Valedictory Debate

Part of the debate – in the House of Commons am 5:33 pm ar 5 Tachwedd 2019.

Danfonwch hysbysiad imi am ddadleuon fel hyn

Photo of Sarah Newton Sarah Newton Ceidwadwyr, Truro and Falmouth 5:33, 5 Tachwedd 2019

Ian C. Lucas made some serious allegations in his speech today, but I will not comment on them and will leave it to the Leader of the House to respond.

I start my contribution, as so many colleagues have done, with thanks to my constituents for sending to me to this place and for putting their faith and trust in me. Serving my home community—the town where I grew up and the school I went to—has been the greatest privilege of my life. Of course, like so many other Members, I want to thank my staff who have helped me so well, so efficiently and so kindly in all the work we have achieved together for my constituents.

Like my right hon. Friend Sir David Lidington, in the few minutes available to me today I will not talk about what I have done in this place. I want to talk about something for the next Parliament to think about.

Blazoned across the walls of Parliament today are banners promoting Parliament Week with the slogan, “It all begins with you.” Our democracy begins with, and indeed depends on, engaged and well-informed citizens. For citizens to make informed choices, they need easy access to accurate and impartial information about the work of their elected representatives in Parliament, including their voting record. Although our work in our constituencies is just as important as our work in this place, it is the actions taken here in this Chamber and in Committee that have the greatest impact on our national life.

We arguably live in an age in which it is easier to access information than ever before, but the owners and editors of media channels, including the social media platforms from which many people gather information and shape their opinions, have no responsibility or incentive to provide accurate and impartial information about our work and voting records. There are no real deterrents to misrepresentation.

Citizens often base their opinions about MPs on how they vote on particular issues. We all know that not all votes are equal and that some of the most important decisions taken in this House have been taken without a Division, but most people simply do not know that. As there are few adverse consequences for authors, publishers and social media platforms, there is widespread misrepresentation of MPs’ voting records. I believe that is contributing to the poisoning of our politics, corroding people’s trust in MPs and threatening the very foundations of our parliamentary democracy.

We have all been on the receiving end of communications from constituents that misrepresent the facts, derived from the far from perfect reporting of our voting records on websites such as TheyWorkForYou. Democracy does begin with the citizen but, right now, there is no trusted source of impartial, accurate information about the voting records and actions of MPs in Parliament to help citizens make informed choices.

In his passionate speech to the House yesterday, Mr Speaker said:

“I hope that this House will be once again a great, respected House… I hope that once again it is the envy of the world.”—[Official Report, 4 November 2019; Vol. 667, c. 619.]

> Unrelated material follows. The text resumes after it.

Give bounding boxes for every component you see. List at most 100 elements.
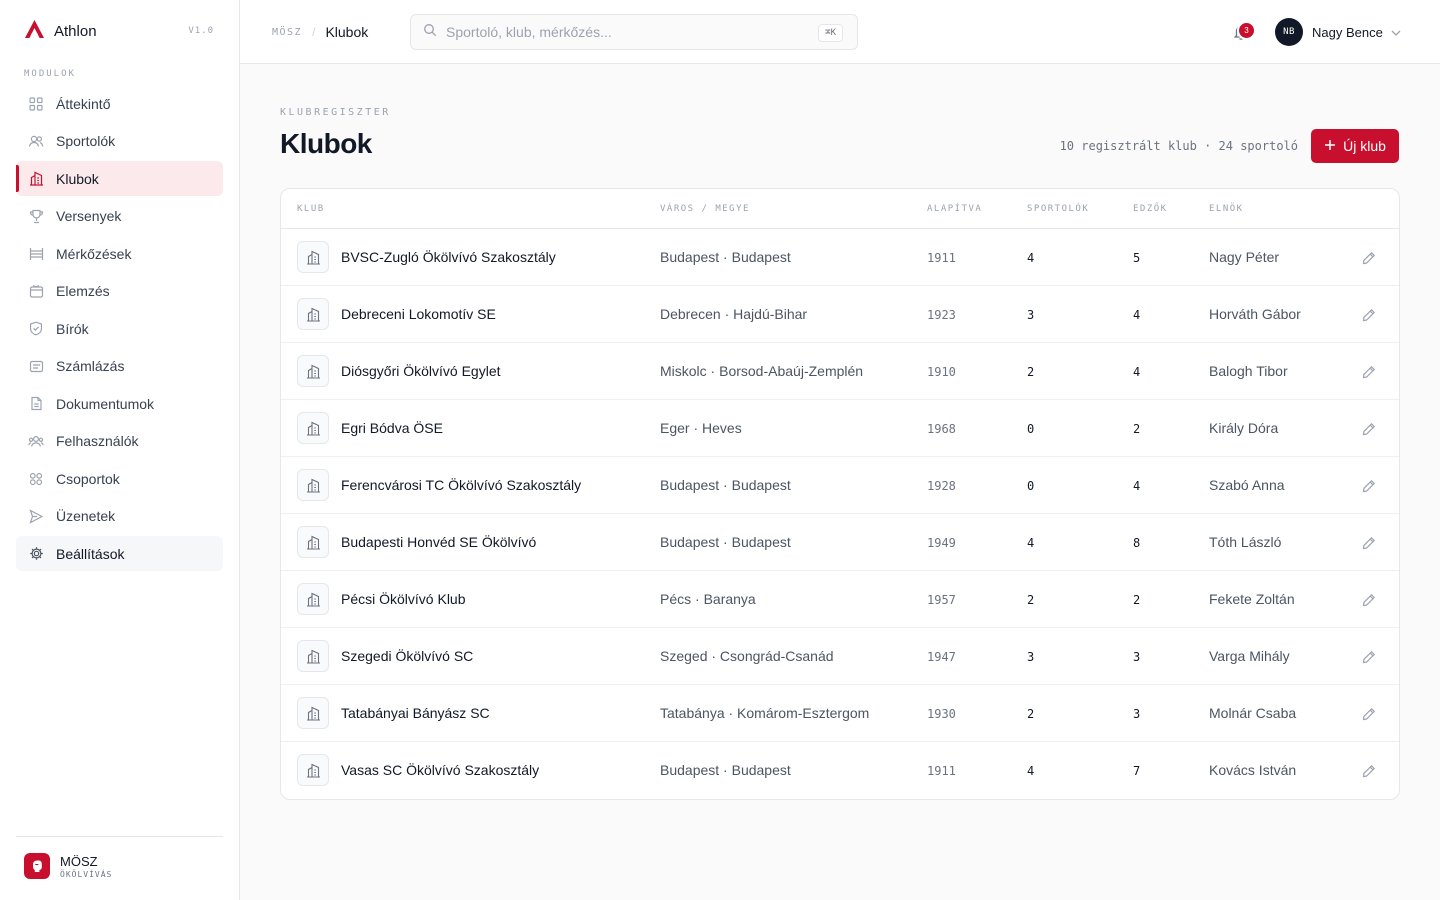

We all share that hope, but action will be needed to turn that hope into reality. I would like Mr Speaker to take one action today and agree to work with Hansard to develop a new service, in addition to its excellent verbatim reporting of parliamentary proceedings, to provide impartial contextualised information on MPs’ voting records. This will need careful consideration and cross-party support, but I hope it will be a challenge he accepts. Based on my conversations with Hansard, it is up for it. If Mr Speaker takes up this challenge, he will do a great deal to shore up the foundations of our parliamentary democracy and, over time, restore trust in our politics.

I thank the thousands of volunteers who, over the next few weeks, will participate in the forthcoming general election campaign. They play an immensely important role in our democracy, too. I thank three particular volunteers, the three chairmen of the Truro and Falmouth Conservative Association who have worked hard to support me over the years: Nick Straw, Bob O’Shea and Alan Davey.

Finally, my most heartfelt thanks go to my husband, Alan, and our three wonderful children, Emily, Harriet and James, who have enabled me to be in this place and have the best job in the world.